Le méchant, Krem, est un adversaire coriace, un roublard, qui n’hésite pas à exploiter les faiblesses connues des Kryptoniens (la fameuse Zone Fantôme où un soleil vert prive Supergirl de ses pouvoirs). L’affaire qui sur le papier aurait dû se régler en quelques pages, se complique sans cesse, devient bientôt personnelle pour Supergirl et finira par s’étaler sur des mois et des mois, de planète en planète, d’affrontements empêchés en rendez-vous manqués, comme dans le film Les Duellistes de Ridley Scott. L’occasion d’admirer les sublimes décors proposés par Evely dans des planches parfois renversantes. Certaines séquences, dont une course à dos de super-cheval contre une torpille magique, sont extraordinaires et les exploits herculéens de Kara, largement à la mesure de ceux de Kal-El. Les deux cousins partagent bien le même ADN mais pas tout à fait la même personnalité.

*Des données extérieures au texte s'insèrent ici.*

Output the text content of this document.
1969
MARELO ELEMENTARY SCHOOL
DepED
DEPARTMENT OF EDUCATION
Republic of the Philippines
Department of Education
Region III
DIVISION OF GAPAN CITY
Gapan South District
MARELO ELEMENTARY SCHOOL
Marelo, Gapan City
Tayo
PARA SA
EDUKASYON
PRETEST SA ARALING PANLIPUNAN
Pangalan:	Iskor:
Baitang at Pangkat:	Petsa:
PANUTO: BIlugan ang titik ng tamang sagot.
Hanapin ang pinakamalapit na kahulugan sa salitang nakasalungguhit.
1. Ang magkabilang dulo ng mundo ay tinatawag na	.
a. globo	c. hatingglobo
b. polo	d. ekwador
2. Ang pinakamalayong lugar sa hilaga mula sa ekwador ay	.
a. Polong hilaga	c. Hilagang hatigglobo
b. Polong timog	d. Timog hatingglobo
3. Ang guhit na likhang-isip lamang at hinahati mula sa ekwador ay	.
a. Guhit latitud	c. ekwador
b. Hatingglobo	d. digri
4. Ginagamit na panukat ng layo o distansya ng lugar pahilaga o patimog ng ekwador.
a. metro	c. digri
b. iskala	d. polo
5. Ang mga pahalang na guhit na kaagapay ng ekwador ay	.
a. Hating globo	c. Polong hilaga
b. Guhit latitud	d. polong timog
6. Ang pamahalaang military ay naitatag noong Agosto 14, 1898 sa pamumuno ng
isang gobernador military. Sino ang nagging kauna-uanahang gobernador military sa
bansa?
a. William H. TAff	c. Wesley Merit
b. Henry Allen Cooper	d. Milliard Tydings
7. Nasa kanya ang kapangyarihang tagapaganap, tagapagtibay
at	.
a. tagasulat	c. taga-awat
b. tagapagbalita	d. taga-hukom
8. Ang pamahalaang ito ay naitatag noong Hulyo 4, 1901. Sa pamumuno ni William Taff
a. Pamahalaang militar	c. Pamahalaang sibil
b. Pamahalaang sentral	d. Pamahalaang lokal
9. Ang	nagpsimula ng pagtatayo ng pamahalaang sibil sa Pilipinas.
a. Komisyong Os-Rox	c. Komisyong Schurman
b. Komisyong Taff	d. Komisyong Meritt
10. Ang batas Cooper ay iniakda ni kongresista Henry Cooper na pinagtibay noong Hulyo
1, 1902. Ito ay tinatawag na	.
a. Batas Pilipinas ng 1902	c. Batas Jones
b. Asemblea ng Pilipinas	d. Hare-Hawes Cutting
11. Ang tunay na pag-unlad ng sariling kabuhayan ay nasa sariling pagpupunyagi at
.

Sous la plume de Tom King et telle que dépeinte par Ruthye, dans une langue très ampoulée (un régal d’écriture), Supergirl devient une figure plus nuancée que son parfait cousin, animée de la même noblesse intrinsèque mais parcourue de tourments intérieurs qui font résonner encore plus fort ses hauts faits. Voilà le run essentiel qu’on n’imaginait pas lire un jour sur le personnage.